Aqui, Shaul mesmo declara Yeshua como sendo a Luz Primordial. Visto que, “O povo que andava em trevas viu uma grande Luz; e sobre os que habitavam na terra de profunda escuridão resplandeceu a Luz” (Isaías 9:2).
Fazendo uma guezerá shavá (comparação de versos), Shaul conclui que Yeshua é a Luz de Bereshit 1:3.
Ainda em relação a esse assunto, Shaul traz outro verso interessante:

“E que agora se manifestou pelo aparecimento de nosso Salvador Yeshua Hamashiach, o qual destruiu a morte, e trouxe à luz a vida e a imortalidade pelo Evangelho” (2 Timóteo 1:10)

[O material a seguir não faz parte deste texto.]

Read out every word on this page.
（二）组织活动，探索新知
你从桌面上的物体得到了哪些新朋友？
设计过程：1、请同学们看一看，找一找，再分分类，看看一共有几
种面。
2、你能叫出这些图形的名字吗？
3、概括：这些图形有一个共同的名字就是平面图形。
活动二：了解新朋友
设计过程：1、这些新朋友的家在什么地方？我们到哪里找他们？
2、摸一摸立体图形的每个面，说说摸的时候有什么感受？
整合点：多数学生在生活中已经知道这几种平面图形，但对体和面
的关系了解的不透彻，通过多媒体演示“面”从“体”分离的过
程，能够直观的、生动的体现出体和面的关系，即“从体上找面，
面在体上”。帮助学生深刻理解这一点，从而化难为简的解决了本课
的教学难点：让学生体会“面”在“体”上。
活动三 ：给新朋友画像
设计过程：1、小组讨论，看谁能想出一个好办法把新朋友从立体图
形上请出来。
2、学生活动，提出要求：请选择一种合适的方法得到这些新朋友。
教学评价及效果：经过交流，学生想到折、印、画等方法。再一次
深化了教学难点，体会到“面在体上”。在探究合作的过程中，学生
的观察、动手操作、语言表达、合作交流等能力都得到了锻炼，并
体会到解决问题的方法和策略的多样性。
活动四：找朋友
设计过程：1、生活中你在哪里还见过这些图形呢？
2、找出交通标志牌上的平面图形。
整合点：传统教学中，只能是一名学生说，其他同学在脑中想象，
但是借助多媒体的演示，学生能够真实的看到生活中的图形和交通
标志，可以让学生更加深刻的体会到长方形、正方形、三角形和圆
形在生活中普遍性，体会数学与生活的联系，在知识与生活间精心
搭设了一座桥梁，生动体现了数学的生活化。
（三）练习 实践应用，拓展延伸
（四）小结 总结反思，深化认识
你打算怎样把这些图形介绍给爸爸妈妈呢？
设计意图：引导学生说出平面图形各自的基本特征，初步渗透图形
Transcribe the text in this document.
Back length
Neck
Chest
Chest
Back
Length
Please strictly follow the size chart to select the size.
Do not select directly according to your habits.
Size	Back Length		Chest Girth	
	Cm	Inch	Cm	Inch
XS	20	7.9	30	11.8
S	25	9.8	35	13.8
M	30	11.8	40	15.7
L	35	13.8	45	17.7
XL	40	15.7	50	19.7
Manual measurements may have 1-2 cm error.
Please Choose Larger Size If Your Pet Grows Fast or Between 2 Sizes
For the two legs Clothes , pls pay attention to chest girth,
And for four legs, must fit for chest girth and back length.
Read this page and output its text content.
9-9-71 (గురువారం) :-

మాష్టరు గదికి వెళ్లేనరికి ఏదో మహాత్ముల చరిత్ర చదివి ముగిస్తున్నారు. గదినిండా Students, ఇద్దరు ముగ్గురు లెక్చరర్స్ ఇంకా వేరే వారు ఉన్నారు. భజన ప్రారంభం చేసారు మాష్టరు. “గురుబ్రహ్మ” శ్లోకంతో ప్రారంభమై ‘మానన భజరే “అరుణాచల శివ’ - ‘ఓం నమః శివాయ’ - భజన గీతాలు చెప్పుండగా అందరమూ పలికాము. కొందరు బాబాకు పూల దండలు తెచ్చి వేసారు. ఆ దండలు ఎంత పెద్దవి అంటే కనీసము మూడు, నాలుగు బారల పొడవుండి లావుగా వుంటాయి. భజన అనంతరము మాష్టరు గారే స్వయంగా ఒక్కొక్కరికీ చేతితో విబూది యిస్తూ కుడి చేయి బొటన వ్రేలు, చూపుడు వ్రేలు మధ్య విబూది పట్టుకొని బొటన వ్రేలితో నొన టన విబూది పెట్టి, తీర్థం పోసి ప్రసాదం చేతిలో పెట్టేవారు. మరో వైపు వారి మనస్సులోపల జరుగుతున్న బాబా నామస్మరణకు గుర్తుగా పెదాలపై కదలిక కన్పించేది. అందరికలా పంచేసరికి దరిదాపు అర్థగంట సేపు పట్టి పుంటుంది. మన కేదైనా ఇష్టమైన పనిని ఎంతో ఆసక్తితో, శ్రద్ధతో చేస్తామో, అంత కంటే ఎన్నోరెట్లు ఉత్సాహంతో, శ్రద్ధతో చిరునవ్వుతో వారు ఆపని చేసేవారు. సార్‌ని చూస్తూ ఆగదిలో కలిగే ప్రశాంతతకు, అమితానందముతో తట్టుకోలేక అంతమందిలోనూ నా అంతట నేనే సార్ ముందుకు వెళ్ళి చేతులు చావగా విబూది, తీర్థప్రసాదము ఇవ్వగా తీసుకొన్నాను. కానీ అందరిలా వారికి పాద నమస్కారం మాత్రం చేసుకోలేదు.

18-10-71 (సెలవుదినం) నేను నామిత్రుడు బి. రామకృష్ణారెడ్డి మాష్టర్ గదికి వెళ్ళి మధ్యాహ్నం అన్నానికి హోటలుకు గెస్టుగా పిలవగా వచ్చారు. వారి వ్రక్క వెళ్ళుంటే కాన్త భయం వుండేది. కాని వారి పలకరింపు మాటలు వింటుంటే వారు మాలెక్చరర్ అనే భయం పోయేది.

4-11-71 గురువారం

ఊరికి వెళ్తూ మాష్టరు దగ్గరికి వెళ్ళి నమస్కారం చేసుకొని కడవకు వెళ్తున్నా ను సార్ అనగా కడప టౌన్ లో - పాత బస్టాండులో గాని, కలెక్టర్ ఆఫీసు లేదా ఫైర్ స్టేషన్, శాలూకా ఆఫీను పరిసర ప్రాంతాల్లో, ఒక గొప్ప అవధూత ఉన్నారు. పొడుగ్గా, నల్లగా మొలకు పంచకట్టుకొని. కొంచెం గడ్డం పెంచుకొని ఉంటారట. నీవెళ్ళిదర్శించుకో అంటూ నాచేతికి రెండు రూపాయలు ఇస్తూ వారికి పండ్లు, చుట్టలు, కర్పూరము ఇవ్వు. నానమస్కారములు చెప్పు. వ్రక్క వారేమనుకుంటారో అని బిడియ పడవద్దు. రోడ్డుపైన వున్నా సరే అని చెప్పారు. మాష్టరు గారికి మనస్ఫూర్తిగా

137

Yeshua foi o primeiro a ressuscitar dos mortos para uma vida imortal; O caminho da vida foi mostrado pela primeira vez para ele, e trazido à luz por ele; e embora a ressurreição dos mortos fosse conhecida pelos antigos do Tanach, ainda não era tão clara como agora é revelada no Evangelho; e em que é tão plenamente atestada a ressurreição de Yeshua, e de muitos dos crentes com ele, bem como a ressurreição geral no último dia; e além disso, a vida eterna, escondeu-se no seu propósito, na promessa, em seu Filho,Yeshua Hamashiach, em cujas mãos foi posto; e que ele trouxe à luz de uma maneira mais clara do que nunca antes; pela sua aparência na natureza humana, pelo seu ministério pessoal, por sua morte e ressurreição dentre os mortos, e pelo Evangelho, como pregou seus discípulos; que dá conta da natureza dela, mostra o caminho para ela, e aponta como podemos apreciá-la.
Por isso o Rei Davi diz (Salmos 36:10):

כִּֽי־עִ֭מְּךָ מְק֣וֹר חַיִּ֑ים בְּ֝אוֹרְךָ֗ נִרְאֶה־אֽוֹר׃

"Pois em Ti está o manancial da vida, na Tua Luz, veremos luz.”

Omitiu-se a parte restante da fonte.